Fiki turut mengapresiasi penyelenggaraan Ekraforia yang diinisiasi Bengkalis Creative Network (BCN) bersama Pemerintah Kabupaten Bengkalis. Menurutnya, pemanfaatan bangunan bekas Penjara Belanda sebagai lokasi kegiatan menjadi contoh reaktivasi aset bersejarah menjadi ruang kolaborasi dan ekonomi kreatif.
"Pemanfaatan bangunan bekas Penjara Belanda sebagai lokasi Ekraforia dapat mendorong bangunan bersejarah menjadi ruang kolaborasi, kreasi, dan pengembangan ekonomi daerah," katanya.
Dukungan serupa disampaikan Deputi Bidang Koordinasi Pemberdayaan Ekonomi Masyarakat dan Perlindungan Pekerja Migran, Leontinus Alpha Edison. Ia mengaku tertarik dengan konsep penyelenggaraan Ekraforia II yang akan berlangsung pada 14–16 Agustus 2026 di kawasan bekas Penjara Belanda yang telah direvitalisasi.
"Ini bukan sekadar pilihan lokasi yang unik, tetapi menjadi bukti bahwa aset pemerintah daerah yang sebelumnya tidak dimanfaatkan dapat dihidupkan kembali sebagai pusat ekonomi kreatif dan pemberdayaan masyarakat," ujarnya.
Leontinus juga menawarkan konsep Perintis Berdaya Connect untuk diterapkan di Bengkalis. Menurutnya, Ekraforia dapat menjadi wadah mempertemukan pelaku ekonomi kreatif, UMKM, mentor, hingga akses pembiayaan dalam satu ekosistem yang terintegrasi.
Sementara itu, Pelaksana Tugas Kepala Dinas Pariwisata, Kebudayaan, Pemuda, dan Olahraga Kabupaten Bengkalis, Ardiansyah, menjelaskan bahwa kunjungan ke ICCN dan Kementerian Koordinator Pemberdayaan Masyarakat merupakan bagian dari strategi memperkuat pembangunan ekonomi kreatif daerah sesuai arahan Bupati Bengkalis Kasmarni.
"Kami melakukan konsultasi dan pendampingan bersama ICCN agar pembangunan kota kreatif di Kabupaten Bengkalis dapat berjalan optimal dan mampu mendongkrak perekonomian daerah melalui inovasi ekonomi kreatif," jelasnya.
Selain itu, kunjungan ke Kemenko PM juga bertujuan menyelaraskan program pemerintah pusat dengan kebutuhan daerah, khususnya dalam mendukung pertumbuhan UMKM melalui pembinaan, pendampingan, serta membuka akses kemitraan dengan berbagai pemasok dan pelaku usaha.
"Kami ingin UMKM Bengkalis tumbuh, mandiri, profesional, dan mampu bersaing hingga tingkat nasional, bahkan global," tambah Ardiansyah.
Ketua Bengkalis Creative Network, Riza Zuhelmy, menyebut kolaborasi dengan ICCN dan Kemenko PM menjadi momentum penting dalam membangun fondasi ekosistem ekonomi kreatif di Bengkalis.
"Ekraforia bukan sekadar festival, tetapi gerakan bersama untuk membangun ekosistem ekonomi kreatif yang berkelanjutan.
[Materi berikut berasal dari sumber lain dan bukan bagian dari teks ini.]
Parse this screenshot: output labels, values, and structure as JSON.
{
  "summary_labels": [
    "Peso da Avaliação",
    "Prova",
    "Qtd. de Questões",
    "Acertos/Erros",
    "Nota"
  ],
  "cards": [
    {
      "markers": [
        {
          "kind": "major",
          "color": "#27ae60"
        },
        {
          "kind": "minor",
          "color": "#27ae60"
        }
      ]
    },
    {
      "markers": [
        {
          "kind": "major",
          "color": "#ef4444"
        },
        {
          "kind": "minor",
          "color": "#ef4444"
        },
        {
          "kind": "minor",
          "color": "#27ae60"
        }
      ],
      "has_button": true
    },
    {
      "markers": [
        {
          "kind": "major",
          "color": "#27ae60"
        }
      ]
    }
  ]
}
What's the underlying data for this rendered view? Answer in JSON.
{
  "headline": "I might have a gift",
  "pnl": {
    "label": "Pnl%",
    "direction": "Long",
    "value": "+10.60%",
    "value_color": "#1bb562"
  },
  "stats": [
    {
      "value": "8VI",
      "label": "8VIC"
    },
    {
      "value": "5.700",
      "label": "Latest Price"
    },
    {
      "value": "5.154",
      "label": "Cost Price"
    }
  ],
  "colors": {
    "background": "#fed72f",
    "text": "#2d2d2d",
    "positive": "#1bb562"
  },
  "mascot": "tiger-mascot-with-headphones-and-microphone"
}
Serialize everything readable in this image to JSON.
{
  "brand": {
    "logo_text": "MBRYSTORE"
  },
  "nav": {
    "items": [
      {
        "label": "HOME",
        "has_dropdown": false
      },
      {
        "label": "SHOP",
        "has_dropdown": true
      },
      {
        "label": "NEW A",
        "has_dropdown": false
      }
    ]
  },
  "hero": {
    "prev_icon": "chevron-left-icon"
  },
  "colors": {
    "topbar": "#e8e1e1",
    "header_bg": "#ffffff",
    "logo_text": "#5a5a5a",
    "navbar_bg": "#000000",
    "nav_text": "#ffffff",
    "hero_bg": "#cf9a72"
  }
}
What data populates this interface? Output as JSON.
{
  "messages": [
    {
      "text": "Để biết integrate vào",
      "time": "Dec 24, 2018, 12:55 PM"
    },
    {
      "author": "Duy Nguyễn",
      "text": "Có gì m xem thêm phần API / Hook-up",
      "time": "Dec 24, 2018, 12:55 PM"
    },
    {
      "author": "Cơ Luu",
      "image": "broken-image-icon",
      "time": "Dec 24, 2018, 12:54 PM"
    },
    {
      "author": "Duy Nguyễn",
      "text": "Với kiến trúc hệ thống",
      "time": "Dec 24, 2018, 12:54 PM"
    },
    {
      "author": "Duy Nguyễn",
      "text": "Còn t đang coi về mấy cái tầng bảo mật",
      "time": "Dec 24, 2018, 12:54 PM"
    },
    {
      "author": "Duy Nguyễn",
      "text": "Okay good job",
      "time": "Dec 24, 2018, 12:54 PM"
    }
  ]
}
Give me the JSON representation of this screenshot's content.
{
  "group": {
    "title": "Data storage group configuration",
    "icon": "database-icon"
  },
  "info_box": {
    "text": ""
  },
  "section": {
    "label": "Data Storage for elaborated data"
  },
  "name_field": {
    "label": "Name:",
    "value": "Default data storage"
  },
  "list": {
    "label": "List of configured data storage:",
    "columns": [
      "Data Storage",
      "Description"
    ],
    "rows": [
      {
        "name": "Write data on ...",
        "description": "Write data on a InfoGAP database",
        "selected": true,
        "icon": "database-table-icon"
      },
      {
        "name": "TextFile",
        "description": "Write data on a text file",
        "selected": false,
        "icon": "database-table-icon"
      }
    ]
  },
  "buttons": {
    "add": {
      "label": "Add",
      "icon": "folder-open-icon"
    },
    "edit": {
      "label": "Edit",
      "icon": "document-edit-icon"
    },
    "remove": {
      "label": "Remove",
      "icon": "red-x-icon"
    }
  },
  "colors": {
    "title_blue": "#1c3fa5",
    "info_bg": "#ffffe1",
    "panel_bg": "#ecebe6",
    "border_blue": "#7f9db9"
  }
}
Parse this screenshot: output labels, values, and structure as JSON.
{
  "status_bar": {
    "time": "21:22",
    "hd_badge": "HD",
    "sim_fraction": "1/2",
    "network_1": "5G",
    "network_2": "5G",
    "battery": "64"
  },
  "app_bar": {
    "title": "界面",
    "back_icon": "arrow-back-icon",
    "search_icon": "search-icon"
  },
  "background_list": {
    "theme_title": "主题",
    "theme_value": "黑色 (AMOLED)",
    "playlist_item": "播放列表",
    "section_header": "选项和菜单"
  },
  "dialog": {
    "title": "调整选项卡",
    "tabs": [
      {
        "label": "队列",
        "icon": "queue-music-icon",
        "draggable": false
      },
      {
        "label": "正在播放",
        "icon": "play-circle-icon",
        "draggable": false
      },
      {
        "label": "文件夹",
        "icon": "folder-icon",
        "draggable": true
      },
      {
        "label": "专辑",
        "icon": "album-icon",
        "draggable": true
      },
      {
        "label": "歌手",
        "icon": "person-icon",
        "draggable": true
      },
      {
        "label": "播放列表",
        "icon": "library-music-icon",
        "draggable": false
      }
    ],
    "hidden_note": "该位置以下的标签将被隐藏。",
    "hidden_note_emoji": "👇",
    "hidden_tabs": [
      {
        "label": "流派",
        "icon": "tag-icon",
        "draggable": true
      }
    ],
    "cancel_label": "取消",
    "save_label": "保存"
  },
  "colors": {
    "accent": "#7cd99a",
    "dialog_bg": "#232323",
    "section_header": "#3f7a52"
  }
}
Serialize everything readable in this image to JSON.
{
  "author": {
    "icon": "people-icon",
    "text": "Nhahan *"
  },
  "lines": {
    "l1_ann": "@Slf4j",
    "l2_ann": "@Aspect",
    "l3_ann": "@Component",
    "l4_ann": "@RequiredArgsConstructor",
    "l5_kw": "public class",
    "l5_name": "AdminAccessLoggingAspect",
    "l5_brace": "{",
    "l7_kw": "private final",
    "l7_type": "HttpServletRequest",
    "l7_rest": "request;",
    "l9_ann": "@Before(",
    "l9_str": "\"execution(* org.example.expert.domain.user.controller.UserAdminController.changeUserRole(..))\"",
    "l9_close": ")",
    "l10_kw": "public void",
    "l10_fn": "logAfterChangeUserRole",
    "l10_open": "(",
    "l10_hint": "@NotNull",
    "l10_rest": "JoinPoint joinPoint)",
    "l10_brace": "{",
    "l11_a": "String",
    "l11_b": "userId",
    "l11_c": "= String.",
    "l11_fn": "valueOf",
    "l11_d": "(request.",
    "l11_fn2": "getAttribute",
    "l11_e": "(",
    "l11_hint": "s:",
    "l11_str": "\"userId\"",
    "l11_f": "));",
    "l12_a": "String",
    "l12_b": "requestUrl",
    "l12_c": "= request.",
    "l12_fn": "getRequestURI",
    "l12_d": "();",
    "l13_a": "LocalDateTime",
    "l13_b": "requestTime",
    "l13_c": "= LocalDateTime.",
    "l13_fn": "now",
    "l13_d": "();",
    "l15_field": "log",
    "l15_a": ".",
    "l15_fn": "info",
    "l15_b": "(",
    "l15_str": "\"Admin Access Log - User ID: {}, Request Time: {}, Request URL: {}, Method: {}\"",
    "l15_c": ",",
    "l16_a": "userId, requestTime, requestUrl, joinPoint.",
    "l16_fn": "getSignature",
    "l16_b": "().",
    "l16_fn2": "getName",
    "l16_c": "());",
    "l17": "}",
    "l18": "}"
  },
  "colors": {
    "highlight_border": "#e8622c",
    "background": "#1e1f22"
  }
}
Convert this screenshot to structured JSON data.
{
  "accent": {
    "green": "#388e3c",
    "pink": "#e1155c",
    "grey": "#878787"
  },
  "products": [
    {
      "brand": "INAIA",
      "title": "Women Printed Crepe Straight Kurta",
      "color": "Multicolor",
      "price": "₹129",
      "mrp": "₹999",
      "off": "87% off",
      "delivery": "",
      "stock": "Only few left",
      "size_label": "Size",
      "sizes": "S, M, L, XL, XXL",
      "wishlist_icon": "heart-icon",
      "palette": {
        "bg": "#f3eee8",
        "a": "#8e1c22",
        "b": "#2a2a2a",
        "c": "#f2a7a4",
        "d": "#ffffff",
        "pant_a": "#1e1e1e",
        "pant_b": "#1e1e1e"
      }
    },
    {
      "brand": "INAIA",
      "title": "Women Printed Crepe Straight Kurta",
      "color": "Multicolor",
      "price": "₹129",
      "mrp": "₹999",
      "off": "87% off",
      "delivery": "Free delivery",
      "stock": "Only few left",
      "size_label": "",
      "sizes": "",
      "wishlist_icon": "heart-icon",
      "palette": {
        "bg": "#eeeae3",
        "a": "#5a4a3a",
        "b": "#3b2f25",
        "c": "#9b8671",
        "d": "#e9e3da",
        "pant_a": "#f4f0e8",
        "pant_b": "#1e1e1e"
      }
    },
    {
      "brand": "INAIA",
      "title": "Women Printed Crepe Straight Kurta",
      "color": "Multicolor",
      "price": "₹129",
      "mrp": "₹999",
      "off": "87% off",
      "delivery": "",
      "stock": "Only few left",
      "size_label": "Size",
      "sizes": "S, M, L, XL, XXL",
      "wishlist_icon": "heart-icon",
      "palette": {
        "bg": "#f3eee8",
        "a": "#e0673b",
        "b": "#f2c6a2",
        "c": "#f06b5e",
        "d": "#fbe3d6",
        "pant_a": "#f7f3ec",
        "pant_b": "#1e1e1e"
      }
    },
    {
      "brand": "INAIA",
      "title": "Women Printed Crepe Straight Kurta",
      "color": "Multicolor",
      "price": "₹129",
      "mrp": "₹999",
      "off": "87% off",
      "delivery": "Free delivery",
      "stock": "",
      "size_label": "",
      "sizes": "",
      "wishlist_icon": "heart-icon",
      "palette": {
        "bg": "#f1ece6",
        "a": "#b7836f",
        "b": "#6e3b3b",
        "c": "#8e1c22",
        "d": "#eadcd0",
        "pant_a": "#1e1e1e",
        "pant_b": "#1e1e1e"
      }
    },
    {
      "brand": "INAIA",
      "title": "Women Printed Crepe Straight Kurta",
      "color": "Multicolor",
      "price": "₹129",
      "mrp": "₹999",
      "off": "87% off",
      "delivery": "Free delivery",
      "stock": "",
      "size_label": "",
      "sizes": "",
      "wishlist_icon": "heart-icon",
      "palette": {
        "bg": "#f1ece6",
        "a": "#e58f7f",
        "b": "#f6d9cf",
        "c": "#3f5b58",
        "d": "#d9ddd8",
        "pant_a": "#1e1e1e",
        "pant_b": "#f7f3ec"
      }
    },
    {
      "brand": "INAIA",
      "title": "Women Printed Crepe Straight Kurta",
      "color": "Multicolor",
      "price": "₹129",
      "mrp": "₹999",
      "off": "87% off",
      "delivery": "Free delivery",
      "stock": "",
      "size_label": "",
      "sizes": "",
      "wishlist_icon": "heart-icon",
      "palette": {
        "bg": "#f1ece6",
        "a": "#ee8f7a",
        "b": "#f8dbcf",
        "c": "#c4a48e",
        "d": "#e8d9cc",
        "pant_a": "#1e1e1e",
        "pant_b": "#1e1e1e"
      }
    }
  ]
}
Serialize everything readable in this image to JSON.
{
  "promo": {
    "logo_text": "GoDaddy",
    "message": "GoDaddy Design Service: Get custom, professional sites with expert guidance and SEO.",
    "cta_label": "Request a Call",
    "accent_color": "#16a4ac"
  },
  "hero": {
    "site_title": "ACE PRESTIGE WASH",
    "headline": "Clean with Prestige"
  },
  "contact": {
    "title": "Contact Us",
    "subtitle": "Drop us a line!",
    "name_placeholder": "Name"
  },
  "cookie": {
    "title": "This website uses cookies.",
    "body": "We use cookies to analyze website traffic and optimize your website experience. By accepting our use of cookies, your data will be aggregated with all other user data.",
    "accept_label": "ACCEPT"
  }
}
Kolaborasi antara komunitas, pemerintah, akademisi, pelaku usaha, dan jejaring nasional akan menjadi fondasi kuat menuju Bengkalis sebagai kabupaten kreatif," tegasnya.
Riza berharap dukungan tersebut dapat memperkuat kapasitas pelaku ekonomi kreatif, membuka akses jejaring dan investasi, sekaligus menjadikan Ekraforia sebagai etalase potensi kreatif Bengkalis di tingkat nasional.
Ekraforia 2026 dijadwalkan berlangsung pada 14–16 Agustus 2026 di kawasan Jail Huis Van Bewaring atau Penjara Belanda, Jalan Pahlawan, Kelurahan Bengkalis Kota. Berbagai kegiatan akan digelar, mulai dari Creative Gallery, Maker Space, Creative Stage, Local Market, Creative Connect, hingga Ekrafo Run.